Inter- and intra-band Coulomb interactions between holes in silicon nanostructures

TL;DR

This paper derives a comprehensive Coulomb interaction model for holes in silicon nanostructures, accounting for intra- and inter-band processes, and explores their effects on excitation spectra and hole correlations.

Contribution

It provides the first detailed derivation of the interaction Hamiltonian for holes in silicon using the six-band envelope-function scheme, including both intra- and inter-band Coulomb interactions.

Findings

Short-range interactions are significant in highly screened environments.

Inter- and intra-band Coulomb processes influence excitation spectra.

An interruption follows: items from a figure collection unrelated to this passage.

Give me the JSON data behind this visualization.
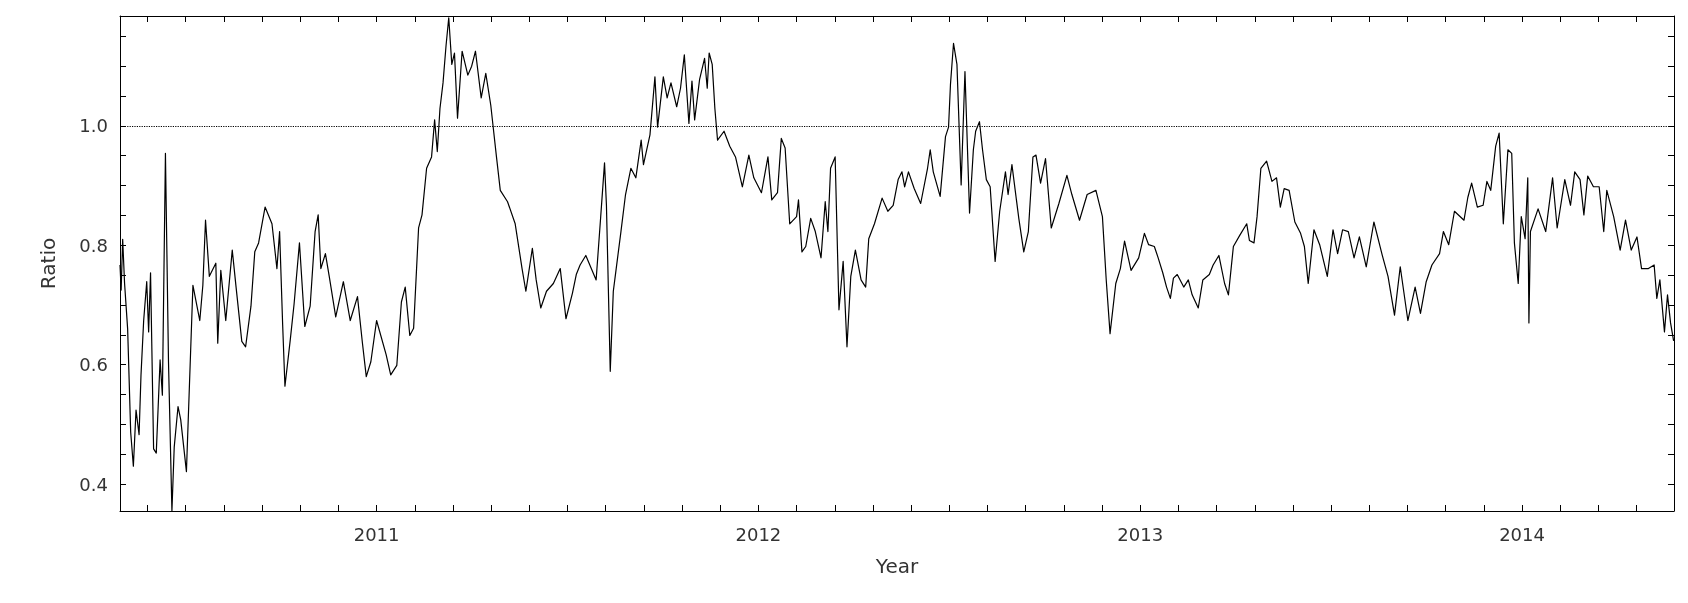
{
  "chart_data": {
    "type": "line",
    "xlabel": "Year",
    "ylabel": "Ratio",
    "xlim": [
      2010.328,
      2014.398
    ],
    "ylim": [
      0.355,
      1.184
    ],
    "xticks": [
      {
        "value": 2010.4,
        "label": null
      },
      {
        "value": 2010.5,
        "label": null
      },
      {
        "value": 2010.6,
        "label": null
      },
      {
        "value": 2010.7,
        "label": null
      },
      {
        "value": 2010.8,
        "label": null
      },
      {
        "value": 2010.9,
        "label": null
      },
      2011,
      {
        "value": 2011.1,
        "label": null
      },
      {
        "value": 2011.2,
        "label": null
      },
      {
        "value": 2011.3,
        "label": null
      },
      {
        "value": 2011.4,
        "label": null
      },
      {
        "value": 2011.5,
        "label": null
      },
      {
        "value": 2011.6,
        "label": null
      },
      {
        "value": 2011.7,
        "label": null
      },
      {
        "value": 2011.8,
        "label": null
      },
      {
        "value": 2011.9,
        "label": null
      },
      2012,
      {
        "value": 2012.1,
        "label": null
      },
      {
        "value": 2012.2,
        "label": null
      },
      {
        "value": 2012.3,
        "label": null
      },
      {
        "value": 2012.4,
        "label": null
      },
      {
        "value": 2012.5,
        "label": null
      },
      {
        "value": 2012.6,
        "label": null
      },
      {
        "value": 2012.7,
        "label": null
      },
      {
        "value": 2012.8,
        "label": null
      },
      {
        "value": 2012.9,
        "label": null
      },
      2013,
      {
        "value": 2013.1,
        "label": null
      },
      {
        "value": 2013.2,
        "label": null
      },
      {
        "value": 2013.3,
        "label": null
      },
      {
        "value": 2013.4,
        "label": null
      },
      {
        "value": 2013.5,
        "label": null
      },
      {
        "value": 2013.6,
        "label": null
      },
      {
        "value": 2013.7,
        "label": null
      },
      {
        "value": 2013.8,
        "label": null
      },
      {
        "value": 2013.9,
        "label": null
      },
      2014,
      {
        "value": 2014.1,
        "label": null
      },
      {
        "value": 2014.2,
        "label": null
      },
      {
        "value": 2014.3,
        "label": null
      }
    ],
    "yticks": [
      0.4,
      {
        "value": 0.45,
        "label": null
      },
      {
        "value": 0.5,
        "label": null
      },
      {
        "value": 0.55,
        "label": null
      },
      0.6,
      {
        "value": 0.65,
        "label": null
      },
      {
        "value": 0.7,
        "label": null
      },
      {
        "value": 0.75,
        "label": null
      },
      0.8,
      {
        "value": 0.85,
        "label": null
      },
      {
        "value": 0.9,
        "label": null
      },
      {
        "value": 0.95,
        "label": null
      },
      {
        "value": 1,
        "label": "1.0"
      },
      {
        "value": 1.05,
        "label": null
      },
      {
        "value": 1.1,
        "label": null
      },
      {
        "value": 1.15,
        "label": null
      }
    ],
    "grid": false,
    "marker": "none",
    "line_style": "solid",
    "ref_lines": [
      {
        "axis": "y",
        "value": 1,
        "line_style": "dotted",
        "color": "#000000"
      }
    ],
    "series": [
      {
        "color": "#000000",
        "x": [
          2010.328,
          2010.331,
          2010.335,
          2010.34,
          2010.348,
          2010.356,
          2010.363,
          2010.37,
          2010.378,
          2010.383,
          2010.39,
          2010.398,
          2010.403,
          2010.408,
          2010.416,
          2010.423,
          2010.433,
          2010.439,
          2010.447,
          2010.455,
          2010.464,
          2010.47,
          2010.48,
          2010.487,
          2010.502,
          2010.519,
          2010.537,
          2010.545,
          2010.552,
          2010.562,
          2010.579,
          2010.584,
          2010.592,
          2010.605,
          2010.622,
          2010.632,
          2010.647,
          2010.657,
          2010.671,
          2010.681,
          2010.691,
          2010.708,
          2010.726,
          2010.739,
          2010.746,
          2010.754,
          2010.76,
          2010.774,
          2010.784,
          2010.798,
          2010.812,
          2010.826,
          2010.839,
          2010.847,
          2010.854,
          2010.866,
          2010.876,
          2010.893,
          2010.913,
          2010.931,
          2010.95,
          2010.963,
          2010.973,
          2010.985,
          2011.0,
          2011.025,
          2011.037,
          2011.053,
          2011.065,
          2011.075,
          2011.087,
          2011.097,
          2011.11,
          2011.119,
          2011.131,
          2011.144,
          2011.152,
          2011.159,
          2011.166,
          2011.174,
          2011.182,
          2011.189,
          2011.197,
          2011.204,
          2011.212,
          2011.224,
          2011.239,
          2011.249,
          2011.259,
          2011.274,
          2011.286,
          2011.299,
          2011.314,
          2011.324,
          2011.343,
          2011.363,
          2011.381,
          2011.391,
          2011.408,
          2011.418,
          2011.43,
          2011.445,
          2011.463,
          2011.481,
          2011.496,
          2011.513,
          2011.523,
          2011.533,
          2011.548,
          2011.575,
          2011.587,
          2011.597,
          2011.602,
          2011.612,
          2011.62,
          2011.627,
          2011.64,
          2011.652,
          2011.666,
          2011.679,
          2011.693,
          2011.699,
          2011.716,
          2011.729,
          2011.736,
          2011.751,
          2011.761,
          2011.771,
          2011.786,
          2011.796,
          2011.806,
          2011.818,
          2011.826,
          2011.833,
          2011.846,
          2011.859,
          2011.866,
          2011.871,
          2011.879,
          2011.886,
          2011.893,
          2011.91,
          2011.925,
          2011.94,
          2011.958,
          2011.975,
          2011.988,
          2012.008,
          2012.025,
          2012.035,
          2012.05,
          2012.06,
          2012.07,
          2012.082,
          2012.1,
          2012.105,
          2012.114,
          2012.124,
          2012.137,
          2012.149,
          2012.164,
          2012.175,
          2012.182,
          2012.189,
          2012.201,
          2012.211,
          2012.222,
          2012.232,
          2012.242,
          2012.254,
          2012.269,
          2012.281,
          2012.289,
          2012.304,
          2012.324,
          2012.339,
          2012.353,
          2012.366,
          2012.376,
          2012.383,
          2012.393,
          2012.408,
          2012.425,
          2012.443,
          2012.45,
          2012.458,
          2012.476,
          2012.49,
          2012.498,
          2012.503,
          2012.511,
          2012.52,
          2012.531,
          2012.541,
          2012.553,
          2012.563,
          2012.569,
          2012.579,
          2012.587,
          2012.597,
          2012.607,
          2012.62,
          2012.632,
          2012.647,
          2012.654,
          2012.664,
          2012.682,
          2012.695,
          2012.707,
          2012.719,
          2012.727,
          2012.739,
          2012.752,
          2012.767,
          2012.787,
          2012.808,
          2012.821,
          2012.841,
          2012.861,
          2012.884,
          2012.901,
          2012.911,
          2012.921,
          2012.936,
          2012.948,
          2012.959,
          2012.976,
          2012.996,
          2013.011,
          2013.022,
          2013.037,
          2013.047,
          2013.059,
          2013.069,
          2013.079,
          2013.087,
          2013.097,
          2013.114,
          2013.126,
          2013.136,
          2013.152,
          2013.164,
          2013.181,
          2013.191,
          2013.206,
          2013.221,
          2013.231,
          2013.244,
          2013.261,
          2013.279,
          2013.286,
          2013.298,
          2013.306,
          2013.316,
          2013.331,
          2013.345,
          2013.357,
          2013.367,
          2013.377,
          2013.39,
          2013.405,
          2013.42,
          2013.43,
          2013.44,
          2013.455,
          2013.47,
          2013.49,
          2013.505,
          2013.517,
          2013.53,
          2013.545,
          2013.56,
          2013.574,
          2013.592,
          2013.612,
          2013.634,
          2013.649,
          2013.666,
          2013.681,
          2013.701,
          2013.72,
          2013.734,
          2013.749,
          2013.764,
          2013.784,
          2013.794,
          2013.808,
          2013.823,
          2013.848,
          2013.858,
          2013.868,
          2013.883,
          2013.898,
          2013.908,
          2013.918,
          2013.931,
          2013.94,
          2013.951,
          2013.963,
          2013.973,
          2013.98,
          2013.99,
          2013.998,
          2014.008,
          2014.015,
          2014.018,
          2014.022,
          2014.042,
          2014.062,
          2014.08,
          2014.092,
          2014.112,
          2014.127,
          2014.138,
          2014.152,
          2014.162,
          2014.172,
          2014.187,
          2014.202,
          2014.214,
          2014.222,
          2014.24,
          2014.257,
          2014.271,
          2014.286,
          2014.301,
          2014.313,
          2014.331,
          2014.346,
          2014.353,
          2014.361,
          2014.373,
          2014.381,
          2014.389,
          2014.397
        ],
        "values": [
          0.767,
          0.725,
          0.81,
          0.736,
          0.66,
          0.487,
          0.43,
          0.524,
          0.483,
          0.583,
          0.674,
          0.739,
          0.655,
          0.754,
          0.459,
          0.452,
          0.608,
          0.549,
          0.954,
          0.605,
          0.355,
          0.462,
          0.53,
          0.508,
          0.421,
          0.733,
          0.674,
          0.733,
          0.842,
          0.748,
          0.77,
          0.636,
          0.758,
          0.674,
          0.792,
          0.73,
          0.639,
          0.63,
          0.698,
          0.789,
          0.804,
          0.864,
          0.836,
          0.761,
          0.823,
          0.667,
          0.564,
          0.642,
          0.702,
          0.804,
          0.664,
          0.698,
          0.823,
          0.851,
          0.761,
          0.786,
          0.748,
          0.68,
          0.739,
          0.674,
          0.714,
          0.636,
          0.58,
          0.605,
          0.674,
          0.617,
          0.583,
          0.599,
          0.705,
          0.73,
          0.649,
          0.661,
          0.829,
          0.851,
          0.929,
          0.948,
          1.01,
          0.957,
          1.029,
          1.072,
          1.135,
          1.181,
          1.103,
          1.122,
          1.013,
          1.125,
          1.085,
          1.1,
          1.125,
          1.047,
          1.088,
          1.035,
          0.948,
          0.892,
          0.873,
          0.836,
          0.761,
          0.723,
          0.795,
          0.742,
          0.695,
          0.723,
          0.736,
          0.761,
          0.677,
          0.72,
          0.751,
          0.767,
          0.783,
          0.742,
          0.848,
          0.938,
          0.867,
          0.589,
          0.723,
          0.758,
          0.823,
          0.885,
          0.929,
          0.913,
          0.976,
          0.935,
          0.985,
          1.082,
          0.998,
          1.082,
          1.047,
          1.072,
          1.032,
          1.063,
          1.119,
          1.004,
          1.075,
          1.01,
          1.078,
          1.113,
          1.063,
          1.122,
          1.103,
          1.029,
          0.976,
          0.991,
          0.966,
          0.948,
          0.898,
          0.951,
          0.913,
          0.888,
          0.948,
          0.876,
          0.888,
          0.979,
          0.963,
          0.836,
          0.848,
          0.876,
          0.789,
          0.798,
          0.845,
          0.823,
          0.779,
          0.873,
          0.823,
          0.929,
          0.948,
          0.692,
          0.773,
          0.63,
          0.748,
          0.792,
          0.742,
          0.73,
          0.811,
          0.836,
          0.879,
          0.857,
          0.867,
          0.91,
          0.923,
          0.898,
          0.923,
          0.895,
          0.87,
          0.929,
          0.96,
          0.923,
          0.882,
          0.982,
          0.998,
          1.069,
          1.138,
          1.103,
          0.901,
          1.091,
          0.854,
          0.96,
          0.991,
          1.007,
          0.96,
          0.91,
          0.898,
          0.773,
          0.857,
          0.923,
          0.885,
          0.935,
          0.845,
          0.789,
          0.823,
          0.948,
          0.951,
          0.904,
          0.945,
          0.829,
          0.87,
          0.917,
          0.885,
          0.842,
          0.885,
          0.892,
          0.848,
          0.742,
          0.652,
          0.736,
          0.761,
          0.807,
          0.758,
          0.779,
          0.82,
          0.801,
          0.798,
          0.779,
          0.754,
          0.73,
          0.711,
          0.745,
          0.751,
          0.73,
          0.742,
          0.717,
          0.695,
          0.742,
          0.751,
          0.767,
          0.783,
          0.736,
          0.717,
          0.798,
          0.817,
          0.836,
          0.808,
          0.804,
          0.848,
          0.929,
          0.941,
          0.907,
          0.913,
          0.864,
          0.895,
          0.892,
          0.839,
          0.82,
          0.798,
          0.736,
          0.826,
          0.801,
          0.748,
          0.826,
          0.786,
          0.826,
          0.823,
          0.779,
          0.814,
          0.764,
          0.839,
          0.783,
          0.748,
          0.683,
          0.764,
          0.674,
          0.73,
          0.686,
          0.739,
          0.767,
          0.786,
          0.823,
          0.801,
          0.857,
          0.842,
          0.88,
          0.904,
          0.864,
          0.867,
          0.907,
          0.892,
          0.966,
          0.988,
          0.836,
          0.96,
          0.954,
          0.804,
          0.736,
          0.848,
          0.811,
          0.913,
          0.67,
          0.823,
          0.861,
          0.823,
          0.913,
          0.829,
          0.91,
          0.867,
          0.923,
          0.91,
          0.851,
          0.916,
          0.898,
          0.898,
          0.823,
          0.892,
          0.848,
          0.792,
          0.842,
          0.792,
          0.814,
          0.761,
          0.761,
          0.767,
          0.711,
          0.742,
          0.655,
          0.717,
          0.67,
          0.64
        ]
      }
    ]
  }
}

Formation of hole Wigner molecules predicted in unscreened conditions.

Abstract

We present a full derivation of the interaction Hamiltonian for holes in silicon within the six-band envelope-function scheme, which appropriately describes the valence band close to the $\boldsymbol{\Gamma}$ point. The full structure of the single-hole eigenstates is taken into account, including the Bloch part. The scattering processes caused by the Coulomb interaction are shown to be both intraband and interband, the latter being mostly short-ranged. In the asymptotic long-range limit, the effective potential tends to the screened Coulomb potential, and becomes purely intraband, as assumed in previous models. We apply our model to compute the excitation spectra of two interacting holes in prototypical silicon quantum dots, taking into account different dielectric environments. It is shown that, in the highly screened regime, short-range interactions (both intra- and inter-band) can be very relevant, while they lose importance when there is no screening other than the one proper of the bulk silicon crystal. In the latter case, we predict the formation of hole Wigner molecules.